Solemnity of the Assumption of the Blessed Virgin Mary
Sunday, August 15, 2021
· Sundays are dedicated to primarily celebrate the Resurrection of Our Lord Jesus Christ, making every Sunday a “little Easter”, if you will, where we honour Our Lord’s rising to Eternal Life.
· However, certain celebrations in the life of our Church are so significant that if they occur on a Sunday, then that celebration will become the focal point of our prayers, though without removing Christ from the celebration since every time we honour one of the saints of God we are speaking of the ways in which they magnified the Lord in their lives and showed us how to be disciples of the Risen Christ.
· It so happens this year that Solemnity of the Assumption of Mary into heaven falls on a Sunday and so we are blessed to remember this remarkable privilege that God bestowed on Mary: That when the course of her earthly life had come to a close, both her body and soul were assumed into heaven, as a sign of hope for all of us to one day also rise body and soul to dwell with God for all eternity.
· Though Our Lady now experiences perfect communion with Christ in heaven, this reality of being with her Son was something that she experienced throughout her journey here on earth.
· Given that for the past few Sundays we have been speaking of the mystery of the Holy Eucharist, I would like to suggest today that one way to appreciate the great mystery of Mary’s Assumption into heaven is by looking at Mary as The Woman of the Eucharist.
· Now Our Lady likely first received Holy Communion, as we know it in the sacrament we receive at Mass, sometime after Pentecost when she and the Apostles and Disciples received the Holy Spirit as tongues of fire.
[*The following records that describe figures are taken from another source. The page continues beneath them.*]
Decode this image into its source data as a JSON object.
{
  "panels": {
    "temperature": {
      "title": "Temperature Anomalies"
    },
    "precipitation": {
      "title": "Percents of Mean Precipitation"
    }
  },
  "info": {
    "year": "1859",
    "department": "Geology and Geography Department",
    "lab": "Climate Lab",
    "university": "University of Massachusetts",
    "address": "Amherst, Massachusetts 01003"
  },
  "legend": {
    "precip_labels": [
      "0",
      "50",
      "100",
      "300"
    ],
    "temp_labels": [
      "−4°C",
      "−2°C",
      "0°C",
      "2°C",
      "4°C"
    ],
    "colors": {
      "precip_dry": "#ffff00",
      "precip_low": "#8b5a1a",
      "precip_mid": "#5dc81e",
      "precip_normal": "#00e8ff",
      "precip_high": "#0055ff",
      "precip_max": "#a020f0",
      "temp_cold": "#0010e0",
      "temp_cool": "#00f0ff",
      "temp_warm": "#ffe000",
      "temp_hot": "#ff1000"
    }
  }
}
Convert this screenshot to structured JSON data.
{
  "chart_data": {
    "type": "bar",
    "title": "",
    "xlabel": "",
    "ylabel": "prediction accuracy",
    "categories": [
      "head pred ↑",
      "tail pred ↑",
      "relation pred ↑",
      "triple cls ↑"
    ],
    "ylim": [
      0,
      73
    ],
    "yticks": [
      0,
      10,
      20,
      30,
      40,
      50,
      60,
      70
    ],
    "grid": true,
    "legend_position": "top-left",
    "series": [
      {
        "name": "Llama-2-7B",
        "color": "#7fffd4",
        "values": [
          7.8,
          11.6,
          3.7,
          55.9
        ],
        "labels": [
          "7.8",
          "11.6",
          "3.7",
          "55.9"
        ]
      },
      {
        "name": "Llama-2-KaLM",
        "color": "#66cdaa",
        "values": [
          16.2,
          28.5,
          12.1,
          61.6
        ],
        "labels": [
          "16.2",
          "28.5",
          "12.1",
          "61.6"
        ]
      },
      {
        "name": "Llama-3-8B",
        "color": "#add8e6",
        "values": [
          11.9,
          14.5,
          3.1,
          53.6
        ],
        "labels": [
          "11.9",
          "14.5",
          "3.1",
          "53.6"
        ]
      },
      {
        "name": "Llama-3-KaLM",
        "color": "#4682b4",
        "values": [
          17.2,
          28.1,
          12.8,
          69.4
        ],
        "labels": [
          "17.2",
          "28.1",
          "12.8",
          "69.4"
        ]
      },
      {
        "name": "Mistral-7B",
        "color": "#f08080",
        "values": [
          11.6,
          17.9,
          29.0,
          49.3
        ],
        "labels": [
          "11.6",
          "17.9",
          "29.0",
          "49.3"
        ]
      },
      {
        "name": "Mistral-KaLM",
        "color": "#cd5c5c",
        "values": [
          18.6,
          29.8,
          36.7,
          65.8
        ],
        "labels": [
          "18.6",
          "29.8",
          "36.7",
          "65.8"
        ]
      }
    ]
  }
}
It is uncertain if she was present at the Last Supper for the first Eucharist, as she is not mentioned as being there, though some have thought that she along with other disciples were in the home that evening yet not present in the Upper Room with the 12 Apostles who received the Eucharist for the very first time.
· She most certainly received the Blessed Sacrament when she joined with the Apostles and Disciples for those first celebrations of the Mass in the days that followed Pentecost and likely continued to receive the Eucharist whenever she took part of what the Acts of the Apostles called the celebrations of the Breaking of the Bread.
· But Mary had long ago received the Eucharist before this gift was given at the Last Supper. Her First Holy Communion was the day she was overshadowed by the Holy Spirit and conceived the Only Begotten Son in her womb. At the moment of the miraculous conception of Jesus within the womb of Mary, she had the Eucharist within her, in both her body and her soul. In those nine months that Jesus grew in her immaculate womb, becoming bone of her bone and flesh of her flesh, she was also becoming more and more united to her Son, knowing what it was like to have God with her, within her and rejoicing in soul and body in this new sense of union with God.
· Even after Jesus’ miraculous birth, this experience of being with her Son remained as Mary continued to spiritually commune with Christ, pondering all the words and actions of his life deeply within her heart. She was united to Him and He to her, whenever He taught, when He performed miracles, when she prayed with Him, dined with Him, stood by Him as He died, when He rose again, when He ascended on high and for every day she continued her pilgrimage of faith in the early days of the Church until that time came for her journey on earth to end and she be assumed body and soul into heaven. At every moment of her life, she was The Woman of the Eucharist.
· The Church has remained undecided on whether or not Mary actually experienced physical death before she was assumed body and soul into heaven. Some say she simply fell into a deep sleep of peace and her body and soul where miraculously brought into heaven. Others say she underwent death like her Son and after three days was then assumed body and soul into eternal bliss.
· However the mystery of the Assumption unfolded, we know that her first moments in heaven would have been that of perfect holy communion with her son, a union she knew on that day she conceived him in her womb and for the duration of her earthly life and now be revealed to creation as the Woman clothed in the sun, with the moon under her feet and the 12 stars of heaven in her crown as the Queen Mother of the Kingdom of her Son, both on earth and in heaven.
· Mary’s Assumption is then our inspiration and motivation to continue to maintain holy communion with our Lord so that we can one day experience the joy she knows without end. It is why we can ask for renewed gratitude that the Lord feeds us with the Eucharist to draw us closer to Him. It is why we continue to fight the good fight of faith when there are so many voices in the world that tempted us to give up on God and our Church when it is judged in purely human terms and stripped of her vocation of bringing souls to eternity. It why we continue to believe in moments of unbelief and when God feels far away.
· This earthly life, like Our Lady’s, really does pass away in the blink of an eye when we compare it to living forever. Might we continue on this pilgrimage of faith, as Mary did, with our hearts turned to those white shores, and beyond, a far green country onto a swift sunrise where Our Lady reigns, Body and Soul, waiting for us with open arms to reign with her and Jesus always and forever.